I tre, visti gli agenti, hanno provato a scappare ma sono stati subito bloccati e condotti in Questura a Ragusa; si tratta, come detto, di clandestini sudanesi, probabilmente approdati stanotte sulle coste iblee.
Tre giorni fa, erano stati gli uomini della Capitaneria di Porto a bloccare tre marocchini sulla spiaggia di Donnalucata.
In quella circostanza, però, fu trovata l’imbarcazione che era servita ai tre (e probabilmente a qualche altro) per raggiungere il litorale sciclitano.
Stamattina, invece, gli agenti non hanno trovato alcuna imbarcazione, il che lascia anche presupporre che gli organizzatori di questi viaggi, abbiano escogitato un metodo diverso, tornando ad usi del passato, per raggiungere le coste iblee.

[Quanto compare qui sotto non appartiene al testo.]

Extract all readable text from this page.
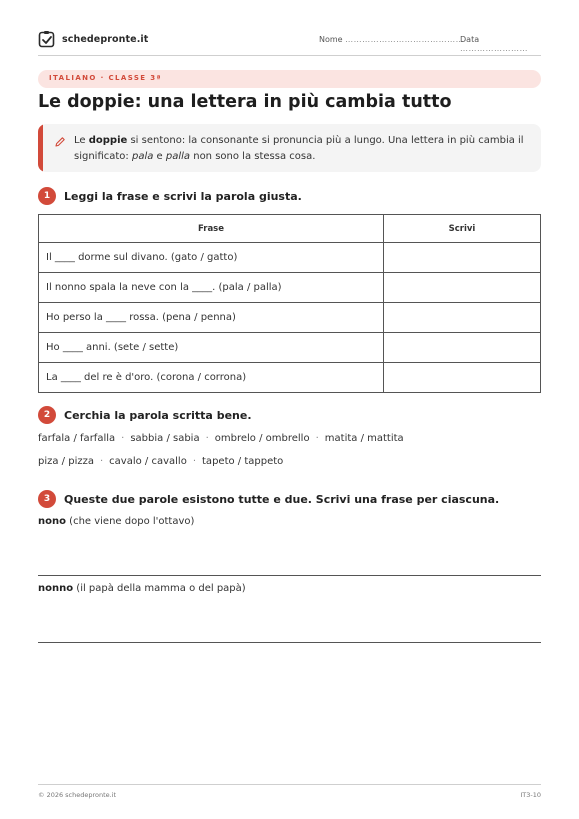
schedepronte.it	Nome ……………………………………
Data ……………………
ITALIANO · CLASSE 3ª
Le doppie: una lettera in più cambia tutto

Le doppie si sentono: la consonante si pronuncia più a lungo. Una lettera in più cambia il significato: pala e palla non sono la stessa cosa.

1	Leggi la frase e scrivi la parola giusta.
Frase	Scrivi
Il ____ dorme sul divano. (gato / gatto)	
Il nonno spala la neve con la ____. (pala / palla)	
Ho perso la ____ rossa. (pena / penna)	
Ho ____ anni. (sete / sette)	
La ____ del re è d'oro. (corona / corrona)	
2	Cerchia la parola scritta bene.
farfala / farfalla · sabbia / sabia · ombrelo / ombrello · matita / mattita
piza / pizza · cavalo / cavallo · tapeto / tappeto
3	Queste due parole esistono tutte e due. Scrivi una frase per ciascuna.
nono (che viene dopo l'ottavo)
nonno (il papà della mamma o del papà)
© 2026 schedepronte.it	IT3-10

Una sorta di staffetta dal mare aperto e sino a riva, accompgnando piccoli nuclei di clandestini (3 o 4 per volta) che vengono lasciati sulla spiaggia; l’imbarcazione che li ha accompagnati, condotta, verosimilmente, da un membro dell’organizzazione, tornerebbe poi al largo a prendere altri clandestini.
Anche le motovedette della capitaneria di porto hanno lavorato sino a parecchie miglia al largo, non intercettano né trovando alcuna imbarcazione.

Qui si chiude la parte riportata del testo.